Grasping all that bit is not the problem. It is just the awful, awful detail of what humanity can do.

maggiewinchester

maggiewinchester Report 27 Jan 2020 20:11

I was watching the Holocaust Memorial Programme just now, then our 'esteemed' PM came on and was saying things like 'We must never let something like this happen again'.
I had to turn over, before I smashed the TV.
This month alone, our Government has voted down plans to help reunite unaccompanied refugee children, and then, when The House of Lords made a bid for for the UK to enshrine protections for refugee children in the Withdrawal Agreement Bill, Tory MPs rejected it.

And Johnson then has the nerve to say what he said.
Is it a case of 'refugees must be white' to be accepted into the UK?


Of the 17 million killed in the Holocaust, 6 million were Jews and 11 million others.
These 'others' included:
Slavs (e.g. Russians, Poles, Ukrainians and Serbs), Romanis (gypsies), French, Belgians, Dutch, Greeks, Italians (after 1943), LGBT people (lesbian, gay, bisexual, transgender), the mentally or physically disabled, mentally ill, Soviet POWs, Roman Catholics, Protestants, Orthodox Christians, Jehovah's Witnesses, Muslims, Spanish Republicans, Freemasons, people of color (especially the Afro-German Mischlinge, called "Rhineland Bastards" by Hitler and the Nazi regime); leftists, communists, trade unionists, capitalists, social democrats, socialists, anarchists, and every other minority or dissident not considered Aryan (Herrenvolk, or part of the "master race") as well as those who disagreed with the Nazi regime

Rambling

Rambling Report 27 Jan 2020 20:40

"Is it a case of 'refugees must be white' to be accepted into the UK?"

Probably Maggie, unless they can play football or run fast.

maggiewinchester

maggiewinchester Report 27 Jan 2020 21:50

So true, Rose :-(

We should all remember this:

"Never forget that everything Hitler did in Germany was legal”

- Martin Luther King

Harswell

Harswell Report 27 Jan 2020 23:13

In June 2007, I visited a friend of mine who lives in Oswiecim (Auschwitz) and he took my wife and me to Auschwitz And Auschwitz 11 Berkenau which is a few miles away. During the visit nearly everyone we saw had tears in their eyes. Many of these people were Germans who knew nothing of what was happening at the time. (my friend was German who said that dictators should never be allowed to rule as Hitler did) .
Voters take note.

Rambling

Rambling Report 27 Jan 2020 23:41

For those who will read it

https://www.theguardian.com/world/2020/jan/27/thou-shalt-not-be-indifferent-from-auschwitzs-gate-of-hell-a-last-desperate-warning

maggiewinchester

maggiewinchester Report 28 Jan 2020 00:48

Very poignant, and very scary, Rose.

We should all remember Martin Niemöller:

"First they came for the socialists, and I did not speak out—because I was not a socialist.
Then they came for the trade unionists, and I did not speak out— because I was not a trade unionist.
Then they came for the Jews, and I did not speak out—because I was not a Jew.
Then they came for me—and there was no one to speak for me."

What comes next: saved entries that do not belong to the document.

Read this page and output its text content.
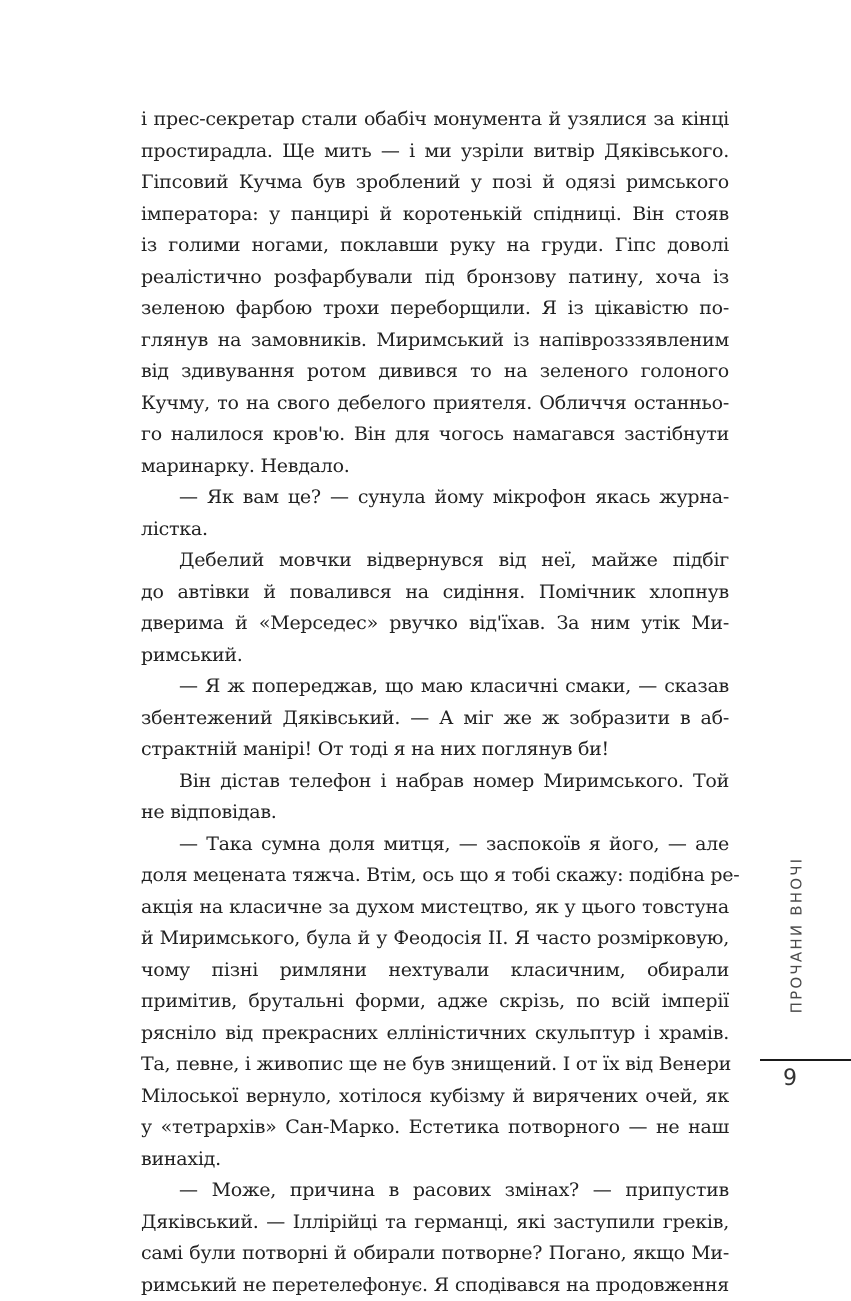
і прес-секретар стали обабіч монумента й узялися за кінці
простирадла. Ще мить — і ми узріли витвір Дяківського.
Гіпсовий Кучма був зроблений у позі й одязі римського
імператора: у панцирі й коротенькій спідниці. Він стояв
із голими ногами, поклавши руку на груди. Гіпс доволі
реалістично розфарбували під бронзову патину, хоча із
зеленою фарбою трохи переборщили. Я із цікавістю по-
глянув на замовників. Миримський із напіврозззявленим
від здивування ротом дивився то на зеленого голоного
Кучму, то на свого дебелого приятеля. Обличчя останньо-
го налилося кров'ю. Він для чогось намагався застібнути
маринарку. Невдало.
— Як вам це? — сунула йому мікрофон якась журна-
лістка.
Дебелий мовчки відвернувся від неї, майже підбіг
до автівки й повалився на сидіння. Помічник хлопнув
дверима й «Мерседес» рвучко від'їхав. За ним утік Ми-
римський.
— Я ж попереджав, що маю класичні смаки, — сказав
збентежений Дяківський. — А міг же ж зобразити в аб-
страктній манірі! От тоді я на них поглянув би!
Він дістав телефон і набрав номер Миримського. Той
не відповідав.
— Така сумна доля митця, — заспокоїв я його, — але
доля мецената тяжча. Втім, ось що я тобі скажу: подібна ре-
акція на класичне за духом мистецтво, як у цього товстуна
й Миримського, була й у Феодосія ІІ. Я часто розмірковую,
чому пізні римляни нехтували класичним, обирали
примітив, брутальні форми, адже скрізь, по всій імперії
рясніло від прекрасних елліністичних скульптур і храмів.
Та, певне, і живопис ще не був знищений. І от їх від Венери
Мілоської вернуло, хотілося кубізму й вирячених очей, як
у «тетрархів» Сан-Марко. Естетика потворного — не наш
винахід.
— Може, причина в расових змінах? — припустив
Дяківський. — Іллірійці та германці, які заступили греків,
самі були потворні й обирали потворне? Погано, якщо Ми-
римський не перетелефонує. Я сподівався на продовження
ПРОЧАНИ ВНОЧІ
9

Judging from the way the disabled and unemployed are treated in this country, it's not far away.

BrianW

BrianW Report 28 Jan 2020 07:34

Dreadful inhumanity by a Country which, apart from a tendency to invade others (in which they are not alone), would normally be described a civilised.

On the other hand, if the holocaust had never happened, I think that it is unlikely that the State of Israel would have come into existence.

SylviaInCanada

SylviaInCanada Report 28 Jan 2020 17:33

the problem I have is that the people who campaigned so hard for the State of Israel, were called terrorists in the 40s and 50s ........... they waged war on British troops in the area.

They've taken over land from the Palestinians illegally in many eyes.


There are very similar events taking place right now ......

......... the Rohinda now

......... Ruanda in the mid-90s


Individuals might have learnt from the Holocaust, but nations haven't.